There does not appear to be a preference to aneurysms side; however, 90% could be predicted by the inclination of the basilar artery (i.e., aneurysm on the convex side of the basilar artery). When the basilar artery was deemed vertical, there was no such association.
Classification
Iizuka et al subclassified SCA aneurysms into three types, depending on the aneurysm neck location relative to the basilar SCA junction. Type A aneurysms arose from the true basilar SCA junction without involvement of the SCA artery proper. Type B aneurysms incorporated half of the neck into the SCA artery while Type C aneurysm arose solely from the SCA artery. Seventy-six percent of ruptured aneurysms were of type B or C, while 46% of unruptured aneurysms were type A. The angle between the SCA and the PCA vessels on the side of the aneurysms is generally obtuse, compared to an acute angle contralaterally. Typically, these aneurysms have a wide neck and a small dome:neck ratio (defined as < 2) in 67 to 89% of cases.

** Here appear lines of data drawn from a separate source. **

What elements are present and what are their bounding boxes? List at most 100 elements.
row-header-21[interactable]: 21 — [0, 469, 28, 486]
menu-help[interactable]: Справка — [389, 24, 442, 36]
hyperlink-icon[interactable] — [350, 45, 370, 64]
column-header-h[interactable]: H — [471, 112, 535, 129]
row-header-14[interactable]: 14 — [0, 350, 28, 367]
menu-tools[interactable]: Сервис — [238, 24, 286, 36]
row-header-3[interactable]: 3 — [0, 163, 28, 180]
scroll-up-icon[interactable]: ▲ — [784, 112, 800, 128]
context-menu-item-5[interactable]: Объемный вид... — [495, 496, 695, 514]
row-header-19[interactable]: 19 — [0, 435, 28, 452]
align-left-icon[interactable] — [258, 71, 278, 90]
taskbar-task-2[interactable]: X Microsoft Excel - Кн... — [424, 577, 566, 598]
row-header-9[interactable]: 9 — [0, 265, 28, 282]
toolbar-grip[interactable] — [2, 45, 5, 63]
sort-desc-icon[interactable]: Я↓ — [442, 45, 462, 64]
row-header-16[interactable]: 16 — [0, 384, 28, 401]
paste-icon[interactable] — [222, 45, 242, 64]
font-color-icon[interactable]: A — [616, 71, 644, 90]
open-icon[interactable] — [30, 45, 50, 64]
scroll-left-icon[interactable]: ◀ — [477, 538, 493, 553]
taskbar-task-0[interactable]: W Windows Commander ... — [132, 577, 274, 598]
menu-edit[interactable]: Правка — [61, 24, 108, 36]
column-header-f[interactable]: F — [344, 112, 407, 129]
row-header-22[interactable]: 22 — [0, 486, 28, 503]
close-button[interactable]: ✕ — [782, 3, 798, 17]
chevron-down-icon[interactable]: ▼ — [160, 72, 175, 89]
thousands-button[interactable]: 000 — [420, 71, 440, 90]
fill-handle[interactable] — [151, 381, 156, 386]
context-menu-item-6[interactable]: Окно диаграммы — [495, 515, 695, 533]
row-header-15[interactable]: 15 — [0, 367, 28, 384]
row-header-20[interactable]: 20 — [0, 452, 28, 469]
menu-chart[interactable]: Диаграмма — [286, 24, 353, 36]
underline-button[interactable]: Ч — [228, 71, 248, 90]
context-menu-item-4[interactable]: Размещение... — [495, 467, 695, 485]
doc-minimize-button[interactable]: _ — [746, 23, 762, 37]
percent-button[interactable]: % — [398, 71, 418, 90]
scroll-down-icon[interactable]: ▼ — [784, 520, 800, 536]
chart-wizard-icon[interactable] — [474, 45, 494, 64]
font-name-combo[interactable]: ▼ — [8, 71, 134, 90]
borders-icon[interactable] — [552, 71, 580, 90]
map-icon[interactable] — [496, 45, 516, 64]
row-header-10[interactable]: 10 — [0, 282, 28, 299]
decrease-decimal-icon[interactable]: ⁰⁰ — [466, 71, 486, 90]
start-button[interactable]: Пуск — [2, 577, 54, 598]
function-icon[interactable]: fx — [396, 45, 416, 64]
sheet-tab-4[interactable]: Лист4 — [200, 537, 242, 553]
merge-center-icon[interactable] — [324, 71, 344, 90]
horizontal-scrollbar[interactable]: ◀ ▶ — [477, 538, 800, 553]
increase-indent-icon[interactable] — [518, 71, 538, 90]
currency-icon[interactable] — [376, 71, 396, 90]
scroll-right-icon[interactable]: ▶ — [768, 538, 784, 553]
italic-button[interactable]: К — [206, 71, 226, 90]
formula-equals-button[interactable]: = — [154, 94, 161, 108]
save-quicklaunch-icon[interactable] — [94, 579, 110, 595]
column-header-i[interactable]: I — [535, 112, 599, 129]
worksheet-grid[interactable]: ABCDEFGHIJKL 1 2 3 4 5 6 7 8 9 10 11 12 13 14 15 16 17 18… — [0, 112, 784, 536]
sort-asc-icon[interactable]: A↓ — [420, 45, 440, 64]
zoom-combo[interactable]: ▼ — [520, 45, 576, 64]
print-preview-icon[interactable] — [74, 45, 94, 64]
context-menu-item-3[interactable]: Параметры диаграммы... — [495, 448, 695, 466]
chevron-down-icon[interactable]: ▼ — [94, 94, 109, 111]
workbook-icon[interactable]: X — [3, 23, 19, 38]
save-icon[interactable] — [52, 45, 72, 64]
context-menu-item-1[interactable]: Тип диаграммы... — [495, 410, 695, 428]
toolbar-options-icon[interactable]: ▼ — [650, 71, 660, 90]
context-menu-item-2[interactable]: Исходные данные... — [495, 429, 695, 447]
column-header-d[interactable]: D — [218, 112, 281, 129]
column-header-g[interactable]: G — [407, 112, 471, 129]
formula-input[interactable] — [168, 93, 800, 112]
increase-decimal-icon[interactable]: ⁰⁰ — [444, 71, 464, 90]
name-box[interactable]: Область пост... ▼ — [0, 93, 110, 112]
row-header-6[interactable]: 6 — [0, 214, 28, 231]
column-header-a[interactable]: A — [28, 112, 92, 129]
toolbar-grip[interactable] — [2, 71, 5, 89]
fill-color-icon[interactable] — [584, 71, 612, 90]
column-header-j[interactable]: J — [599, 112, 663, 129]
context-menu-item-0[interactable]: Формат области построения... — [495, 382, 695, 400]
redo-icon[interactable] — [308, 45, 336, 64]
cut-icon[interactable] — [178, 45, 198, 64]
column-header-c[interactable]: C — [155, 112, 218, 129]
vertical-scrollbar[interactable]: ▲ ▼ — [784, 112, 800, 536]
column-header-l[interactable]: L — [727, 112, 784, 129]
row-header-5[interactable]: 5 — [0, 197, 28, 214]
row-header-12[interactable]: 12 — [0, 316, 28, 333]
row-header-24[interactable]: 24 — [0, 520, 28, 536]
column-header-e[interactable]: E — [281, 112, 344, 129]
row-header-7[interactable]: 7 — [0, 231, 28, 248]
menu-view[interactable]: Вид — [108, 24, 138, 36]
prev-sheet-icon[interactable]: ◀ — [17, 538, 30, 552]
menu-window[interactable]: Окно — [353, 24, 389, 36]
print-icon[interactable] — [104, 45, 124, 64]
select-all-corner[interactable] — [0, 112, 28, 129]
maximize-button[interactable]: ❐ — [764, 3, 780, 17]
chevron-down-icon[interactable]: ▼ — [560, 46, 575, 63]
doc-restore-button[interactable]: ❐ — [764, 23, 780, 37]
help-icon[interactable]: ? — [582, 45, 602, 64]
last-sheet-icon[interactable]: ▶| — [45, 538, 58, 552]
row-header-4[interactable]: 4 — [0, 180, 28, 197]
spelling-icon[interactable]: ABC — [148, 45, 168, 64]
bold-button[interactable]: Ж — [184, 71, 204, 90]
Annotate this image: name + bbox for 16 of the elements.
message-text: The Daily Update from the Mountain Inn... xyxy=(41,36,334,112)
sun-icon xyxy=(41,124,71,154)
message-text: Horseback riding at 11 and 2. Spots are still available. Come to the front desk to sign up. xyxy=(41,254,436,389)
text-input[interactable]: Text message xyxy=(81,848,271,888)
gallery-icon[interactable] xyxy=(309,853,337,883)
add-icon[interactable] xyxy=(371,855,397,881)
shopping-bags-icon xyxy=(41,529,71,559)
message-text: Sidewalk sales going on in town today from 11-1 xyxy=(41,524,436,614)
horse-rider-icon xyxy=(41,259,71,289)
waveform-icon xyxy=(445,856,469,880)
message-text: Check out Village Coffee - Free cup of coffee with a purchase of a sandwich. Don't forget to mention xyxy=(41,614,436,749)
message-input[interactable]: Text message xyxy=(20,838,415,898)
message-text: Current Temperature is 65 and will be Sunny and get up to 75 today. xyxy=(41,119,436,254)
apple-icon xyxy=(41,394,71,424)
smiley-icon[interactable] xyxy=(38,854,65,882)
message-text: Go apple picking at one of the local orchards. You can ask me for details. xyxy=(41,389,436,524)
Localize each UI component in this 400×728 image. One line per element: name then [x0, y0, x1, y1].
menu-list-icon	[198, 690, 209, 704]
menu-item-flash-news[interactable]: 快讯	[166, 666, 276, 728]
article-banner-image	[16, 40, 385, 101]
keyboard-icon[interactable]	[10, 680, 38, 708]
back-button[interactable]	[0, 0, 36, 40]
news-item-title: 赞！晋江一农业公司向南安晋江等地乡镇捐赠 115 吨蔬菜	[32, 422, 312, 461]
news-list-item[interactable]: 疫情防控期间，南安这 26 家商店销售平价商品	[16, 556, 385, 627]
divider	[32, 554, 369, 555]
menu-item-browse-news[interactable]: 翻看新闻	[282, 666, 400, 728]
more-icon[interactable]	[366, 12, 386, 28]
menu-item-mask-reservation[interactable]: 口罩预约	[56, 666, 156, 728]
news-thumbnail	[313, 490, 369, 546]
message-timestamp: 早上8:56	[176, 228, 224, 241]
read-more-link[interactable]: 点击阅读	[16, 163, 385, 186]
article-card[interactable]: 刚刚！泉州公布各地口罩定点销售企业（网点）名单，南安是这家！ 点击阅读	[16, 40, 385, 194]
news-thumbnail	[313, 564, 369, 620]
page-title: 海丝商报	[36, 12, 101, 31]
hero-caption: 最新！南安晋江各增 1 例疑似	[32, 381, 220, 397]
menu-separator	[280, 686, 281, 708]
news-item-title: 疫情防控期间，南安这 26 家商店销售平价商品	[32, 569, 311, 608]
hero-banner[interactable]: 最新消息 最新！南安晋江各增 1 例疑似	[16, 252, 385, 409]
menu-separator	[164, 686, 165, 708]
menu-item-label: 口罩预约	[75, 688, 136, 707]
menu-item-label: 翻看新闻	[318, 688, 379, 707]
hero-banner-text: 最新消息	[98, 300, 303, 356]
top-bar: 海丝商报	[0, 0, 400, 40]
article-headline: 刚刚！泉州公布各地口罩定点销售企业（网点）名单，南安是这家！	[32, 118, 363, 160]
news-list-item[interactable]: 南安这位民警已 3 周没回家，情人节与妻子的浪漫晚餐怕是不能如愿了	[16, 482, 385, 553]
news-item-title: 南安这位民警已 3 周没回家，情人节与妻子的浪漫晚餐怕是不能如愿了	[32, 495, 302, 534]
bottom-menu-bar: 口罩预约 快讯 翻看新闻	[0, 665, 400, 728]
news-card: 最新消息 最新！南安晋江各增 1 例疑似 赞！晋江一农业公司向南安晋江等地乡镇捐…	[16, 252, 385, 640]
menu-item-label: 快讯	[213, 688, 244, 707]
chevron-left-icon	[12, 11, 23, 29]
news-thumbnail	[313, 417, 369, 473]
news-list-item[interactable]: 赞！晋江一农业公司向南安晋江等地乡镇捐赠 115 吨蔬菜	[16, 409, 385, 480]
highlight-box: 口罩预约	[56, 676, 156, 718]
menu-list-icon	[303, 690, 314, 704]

Aneurysms arising near the basilar SCA junction account for the vast majority of SCA aneurysms and tend to be saccular in nature; however, a small proportion arises distally (8.3%). These distal aneurysms usually present with SAH or trochlear nerve dysfunction and may also be saccular; however, fusiform, traumatic, and dissecting aneurysms are also reported, with the SCA particularly vulnerable to mechanical injury caused by the tentorial edge. SCA aneurysms may also be associated with an arteriovenous malformation feeding artery. Despite being distal in origin, mycotic etiology has seldom been proven in SCA aneurysms.
Workup
Clinical Evaluation
SAH tends to account for the majority of SCA aneurysm presentations, with most patients remaining in a good clinical grade. Larger aneurysms are associated with cranial nerve dysfunction due to mass effect, although oculomotor dysfunction has been reported in a 2.5-mm unruptured aneurysm. Cerebellar infarction without SAH has also been reported, and asymptomatic cases are not infrequent. Thus, a thorough clinical examination is indicated as per all aneurysm cases, with special attention paid to the third, fourth, and fifth cranial nerves and cerebellar function.
Imaging
Typically, the initial imaging workup involves a CT angiography which shows the aneurysm, relevant wall calcifications, and intraluminal thrombus, with most treatment decisions able to be made from this alone. Review of the coronal and sagittal reconstructions is invaluable in assessing cases for surgery and planning the approach. A three-dimensional reconstruction when available is also very helpful in deciding dome:neck ratio and subclassification, which are helpful in deciding which treatment modality is indicated (▶ Fig. 41.1 ). Imaging of the vertebral artery from the aortic arch origin is helpful in planning for neurointervention. Occasionally, a diagnostic cerebral angiography (DSA) is still required to finalize the anatomy and possibly confirm the diagnosis, as there have been case reports of distal SCA aneurysms not showing up on initial imaging (▶ Fig. 41.2 ).